<![CDATA[Happy Cyber Monday! In today's day and age, it seems like everything can be done online. From buying those new shoes to visiting your teledoc to even signing for a home (Hello RON)! So as you take to the web today, we are here to remind you to be careful. It’s no secret; in our industry, WTF happens. And by WTF, we mean Wire Transfer Fraud. So we take cybersecurity very seriously. While you may not be sending your life savings to your favorite online retailer today, it is still essential to be aware of fraudsters. Black Friday brought in over $7.2 billion for retailers, and these fraudsters are looking for a piece of that this CyberMonday. Our Cyber Monday Safety Tips:
- Never share your information: Tom Arnold, the co-founder of Payment Software Company – a security consultancy firm, says the most significant thing to never do is “loan your payment card or online shopping account number to anyone,” not even family. As more people gain access to your information, it gets more and more likely that the information will be abused.
- Opt for your credit card – not your debit card: The next thing Tom suggests is using your credit card rather than a debit card when shopping online. Should your information get in the wrong hands, it is much easier to dispute activity on a credit card. He explains, “It is easier to dispute since revolving credit is used to underwrite a transaction, whereas your own bank account backs a debit card.”

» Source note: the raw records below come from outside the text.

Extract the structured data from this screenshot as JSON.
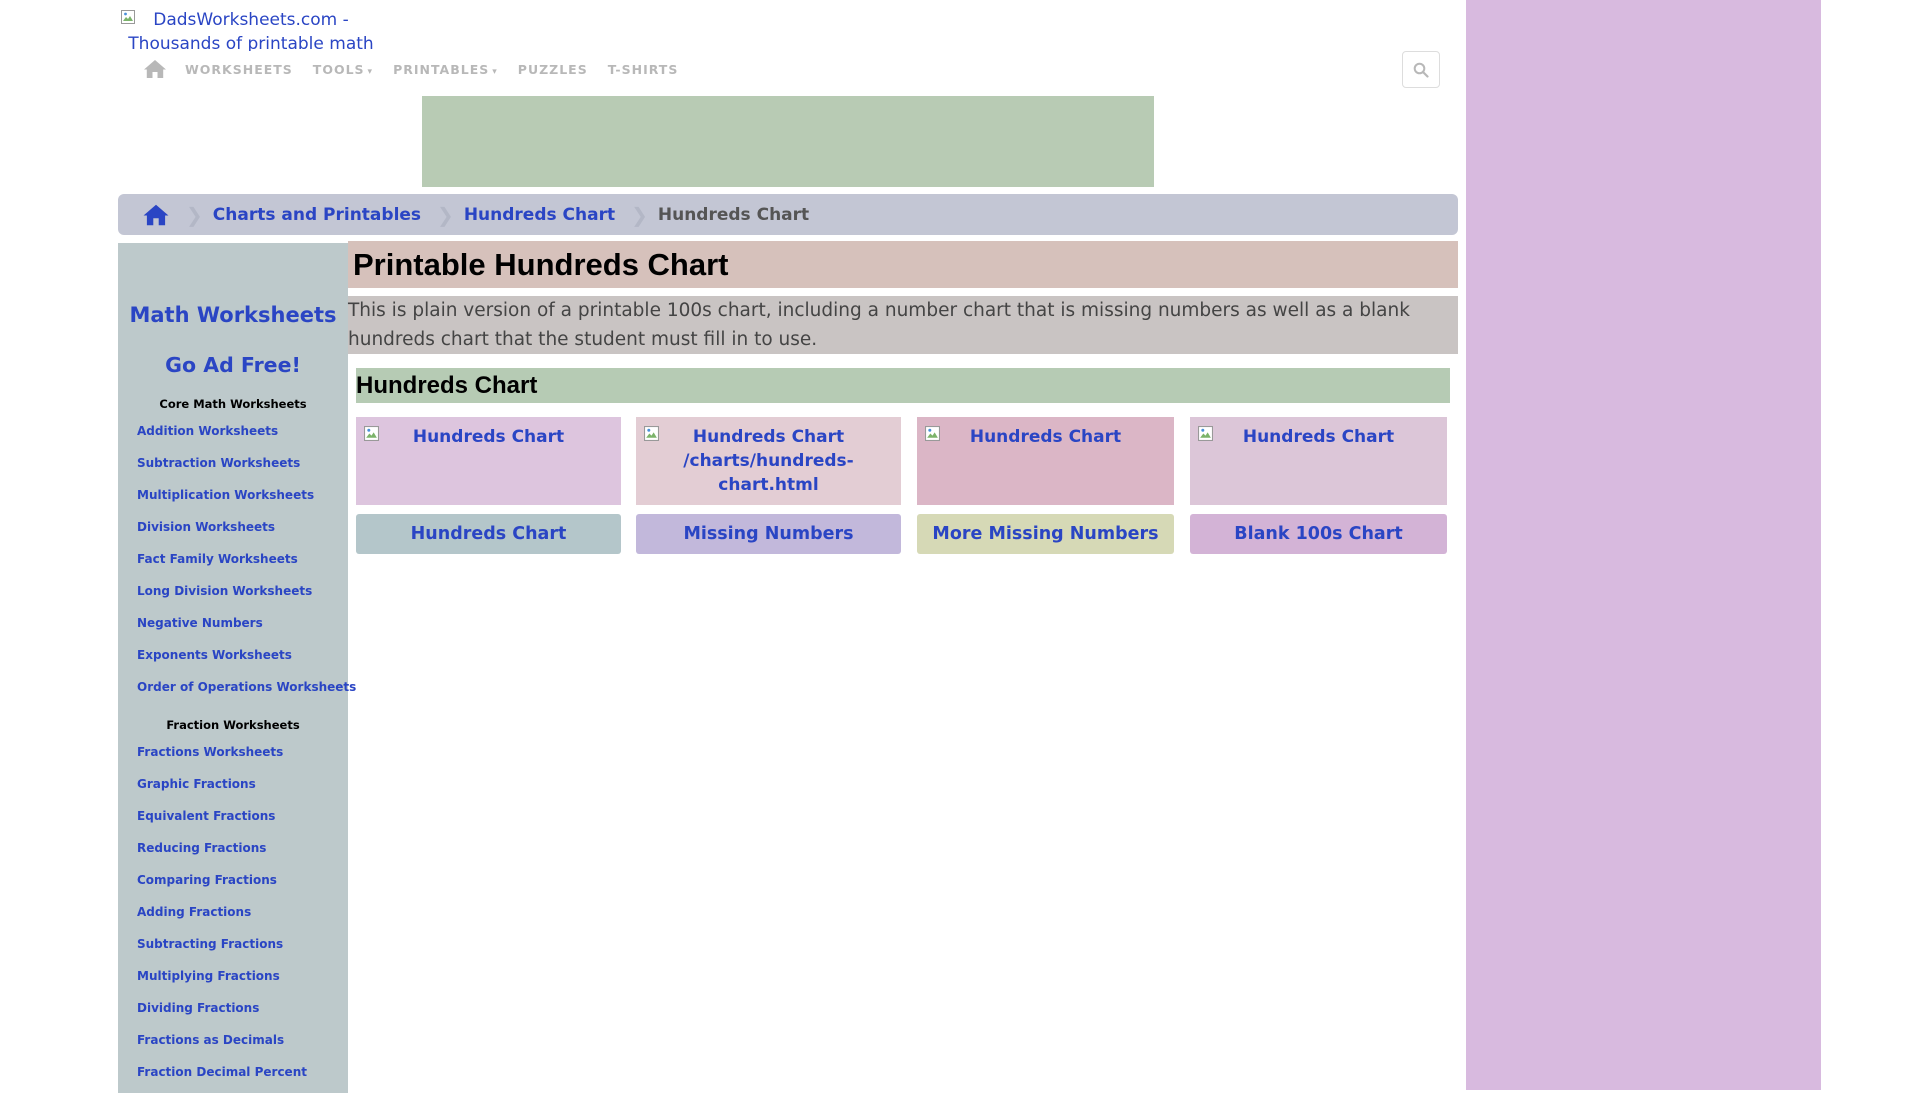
{
  "header": {
    "logo_alt": "DadsWorksheets.com - Thousands of printable math",
    "nav": [
      {
        "label": "WORKSHEETS",
        "dropdown": false
      },
      {
        "label": "TOOLS",
        "dropdown": true
      },
      {
        "label": "PRINTABLES",
        "dropdown": true
      },
      {
        "label": "PUZZLES",
        "dropdown": false
      },
      {
        "label": "T-SHIRTS",
        "dropdown": false
      }
    ],
    "dropdown_caret": "▾",
    "icons": {
      "home": "home-icon",
      "search": "search-icon",
      "broken_image": "broken-image-icon"
    }
  },
  "breadcrumb": {
    "separator": "❯",
    "items": [
      "Charts and Printables",
      "Hundreds Chart"
    ],
    "current": "Hundreds Chart"
  },
  "sidebar": {
    "title": "Math Worksheets",
    "ad_free": "Go Ad Free!",
    "sections": [
      {
        "heading": "Core Math Worksheets",
        "links": [
          "Addition Worksheets",
          "Subtraction Worksheets",
          "Multiplication Worksheets",
          "Division Worksheets",
          "Fact Family Worksheets",
          "Long Division Worksheets",
          "Negative Numbers",
          "Exponents Worksheets",
          "Order of Operations Worksheets"
        ]
      },
      {
        "heading": "Fraction Worksheets",
        "links": [
          "Fractions Worksheets",
          "Graphic Fractions",
          "Equivalent Fractions",
          "Reducing Fractions",
          "Comparing Fractions",
          "Adding Fractions",
          "Subtracting Fractions",
          "Multiplying Fractions",
          "Dividing Fractions",
          "Fractions as Decimals",
          "Fraction Decimal Percent"
        ]
      }
    ]
  },
  "main": {
    "title": "Printable Hundreds Chart",
    "intro": "This is plain version of a printable 100s chart, including a number chart that is missing numbers as well as a blank hundreds chart that the student must fill in to use.",
    "section_title": "Hundreds Chart",
    "cards": [
      {
        "image_alt": "Hundreds Chart",
        "label": "Hundreds Chart"
      },
      {
        "image_alt": "Hundreds Chart /charts/hundreds-chart.html",
        "label": "Missing Numbers"
      },
      {
        "image_alt": "Hundreds Chart",
        "label": "More Missing Numbers"
      },
      {
        "image_alt": "Hundreds Chart",
        "label": "Blank 100s Chart"
      }
    ]
  },
  "colors": {
    "link": "#2a45c4",
    "right_ad": "#d8badf",
    "top_ad": "#b8cbb4",
    "breadcrumb_bg": "#c3c6d4",
    "sidebar_bg": "#bdc9cb",
    "title_bg": "#d6c1bb",
    "intro_bg": "#c9c4c3",
    "section_bg": "#b6cbb4",
    "card_image_bgs": [
      "#ddc5de",
      "#e3cdd4",
      "#dbb6c6",
      "#dcc6d8"
    ],
    "card_button_bgs": [
      "#b4c6ca",
      "#c2b8db",
      "#d6d9b6",
      "#d3b3d6"
    ]
  }
}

- Stick to well known and reputable stores: Tom Arnold suggests sticking to websites you know and trust. “If something seems strange like a popup error warning, don’t enter your payment data. Go somewhere else instead.” Some other signs of a fraudulent site include; offers that seem too good to be true offers that involve an intermediary or websites that request to download software or applications to enjoy savings.
- Beware of emails: Dave Baggett, a co-founder and CEO of anti-phishing start-up Inky, shares that “email is the number-one way cybercrime of all forms happens. If a bad guy can get you to click on a link in an email, he can do all manner of bad things to your online life.” In our industry and retail, emails are a particularly common way for fraudsters to gain access to your information. Watch out for a phishing email. This is an email that will copy data from another source, making it look like a legitimate email, but then they include a link to a false portal asking for your info. Baggett suggests going directly to the retailer’s website by typing in its name in your browser if a deal catches your eye! (Just how we recommend calling your escrow officer at a known number if an email seems suspicious)!
- Avoid popups and ads: Viruses and malware can also follow you around the internet in the form of popups and advertisements. Don’t click on these ads; they can send you to sites that ask for your information or infect your device. If the deal is legitimate, it will be on a company website, not in a popup.
- Watch out for e-skimmers: Card Skimming usually happens at an ATM or Gas station, but cybercriminals can now do it online by installing malicious code on a website to gather your card data when you checkout. To protect yourself from this, you can pay with a third party site like PayPal, Venmo, or Amazon. This way, the store never receives your credit card number.
- Monitor your accounts: Throughout the holiday season, keep an eye on your bank and credit card accounts. Most banks will offer text notifications. Any purchases that seem questionable, or not made by you, report immediately and request a new card. It is also important to monitor your annual credit report for any new accounts or inquiries that you did not make.